本物のマシュマロよりも白澤の頬が美味しそうだ。

「そろそろ帰りましょうか?チェックインの時間になりますし」
「チェックイン?今日どっか泊まるの?」
「ええ、富士山近くの旅館をとりましたから」
「へぇー今日の今日でよくとれたな」

なんて感心する白澤は知らない、鬼灯が前々から此処に来るつもりで旅館も予約していたと、白澤が誘って来なければ此方から攫ってでも連れて行くつもりだったと。

(私がここまでしてんのに鈍いコイツは全く気付かないが)

鬼灯を朴念仁と言って憚らない白澤は、自分から仕掛けなければ電話もデートもセックスも成り立たないのだと思っている、それが腹立たしかった。
たまには自分から仕掛けようとしても、空気を読むという概念のない外国産の神獣は今日のように先手を打ってくるからこんなことになるのだ。
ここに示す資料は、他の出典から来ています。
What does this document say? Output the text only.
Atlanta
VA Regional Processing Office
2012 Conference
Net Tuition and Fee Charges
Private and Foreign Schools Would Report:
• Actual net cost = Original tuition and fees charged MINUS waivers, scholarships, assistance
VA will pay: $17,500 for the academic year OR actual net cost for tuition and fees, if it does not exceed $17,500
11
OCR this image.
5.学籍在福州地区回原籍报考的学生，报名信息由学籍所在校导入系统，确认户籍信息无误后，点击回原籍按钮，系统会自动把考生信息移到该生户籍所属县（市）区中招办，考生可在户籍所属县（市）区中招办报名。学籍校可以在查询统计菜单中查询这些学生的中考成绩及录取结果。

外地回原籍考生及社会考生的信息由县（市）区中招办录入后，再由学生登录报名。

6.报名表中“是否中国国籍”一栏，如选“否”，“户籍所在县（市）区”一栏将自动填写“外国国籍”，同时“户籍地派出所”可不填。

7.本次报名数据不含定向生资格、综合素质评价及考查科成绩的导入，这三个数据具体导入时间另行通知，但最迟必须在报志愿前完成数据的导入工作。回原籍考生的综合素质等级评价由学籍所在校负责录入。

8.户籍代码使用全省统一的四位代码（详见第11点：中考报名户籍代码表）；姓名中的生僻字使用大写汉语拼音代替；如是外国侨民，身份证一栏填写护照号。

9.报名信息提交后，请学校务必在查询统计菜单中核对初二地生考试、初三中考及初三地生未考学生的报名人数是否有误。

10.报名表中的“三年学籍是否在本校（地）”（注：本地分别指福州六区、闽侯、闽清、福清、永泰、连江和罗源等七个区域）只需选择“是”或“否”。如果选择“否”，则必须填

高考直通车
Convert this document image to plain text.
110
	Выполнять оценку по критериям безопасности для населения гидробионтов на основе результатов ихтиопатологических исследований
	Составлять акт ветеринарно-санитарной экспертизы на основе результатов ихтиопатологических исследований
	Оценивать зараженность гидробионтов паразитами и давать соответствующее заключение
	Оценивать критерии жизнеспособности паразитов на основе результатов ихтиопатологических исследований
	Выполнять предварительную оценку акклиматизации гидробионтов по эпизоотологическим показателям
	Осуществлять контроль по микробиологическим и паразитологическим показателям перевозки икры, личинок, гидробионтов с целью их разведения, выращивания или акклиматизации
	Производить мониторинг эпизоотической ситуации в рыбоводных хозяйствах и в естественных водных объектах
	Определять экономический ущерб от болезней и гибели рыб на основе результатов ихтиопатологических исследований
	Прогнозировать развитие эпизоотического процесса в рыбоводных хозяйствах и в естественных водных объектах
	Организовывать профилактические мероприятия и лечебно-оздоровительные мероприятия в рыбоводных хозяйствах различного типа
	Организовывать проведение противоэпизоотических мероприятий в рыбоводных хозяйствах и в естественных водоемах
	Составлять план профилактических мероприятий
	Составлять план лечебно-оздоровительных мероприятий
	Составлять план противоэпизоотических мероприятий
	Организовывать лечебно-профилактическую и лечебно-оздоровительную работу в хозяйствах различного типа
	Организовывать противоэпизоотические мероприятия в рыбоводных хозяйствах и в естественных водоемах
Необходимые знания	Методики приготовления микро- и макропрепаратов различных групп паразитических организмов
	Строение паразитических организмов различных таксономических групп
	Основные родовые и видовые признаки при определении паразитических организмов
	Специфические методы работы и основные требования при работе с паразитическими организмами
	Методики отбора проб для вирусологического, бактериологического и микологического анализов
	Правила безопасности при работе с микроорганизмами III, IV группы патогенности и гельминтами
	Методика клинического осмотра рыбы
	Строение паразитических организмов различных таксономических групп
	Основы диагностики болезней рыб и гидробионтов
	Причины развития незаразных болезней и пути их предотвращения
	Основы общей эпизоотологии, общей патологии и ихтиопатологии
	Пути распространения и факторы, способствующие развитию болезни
せめて夜は自分から積極的に攻めよう、そう誓った鬼神は足早に今まで通って来た道を引き返し始めた。

「お、おい待てよ!!」

実はこの時、白澤は足を挫いてしまうのだが、鬼灯に負わされた怪我以外には割と無頓着な彼は特に気にせず鬼灯の隣を歩き出した。


ちなみにこの後この二人
旅館に着いて部屋に備え付けの温泉に一緒に入るか入らないかで一悶着があり
結局白澤が押し負け一緒に入る事になったのだが、浴室内で捻挫がバレてしまい
浴槽でお仕置きされた為、夜にハッスルする体力が残っていなかったという


入浴中に食事と寝床の準備に来た仲居にその声をばっちり聞かれ、まだ新人だった仲居は二つの布団をくっつけるかくっつけないかで数分間悩んだそうな。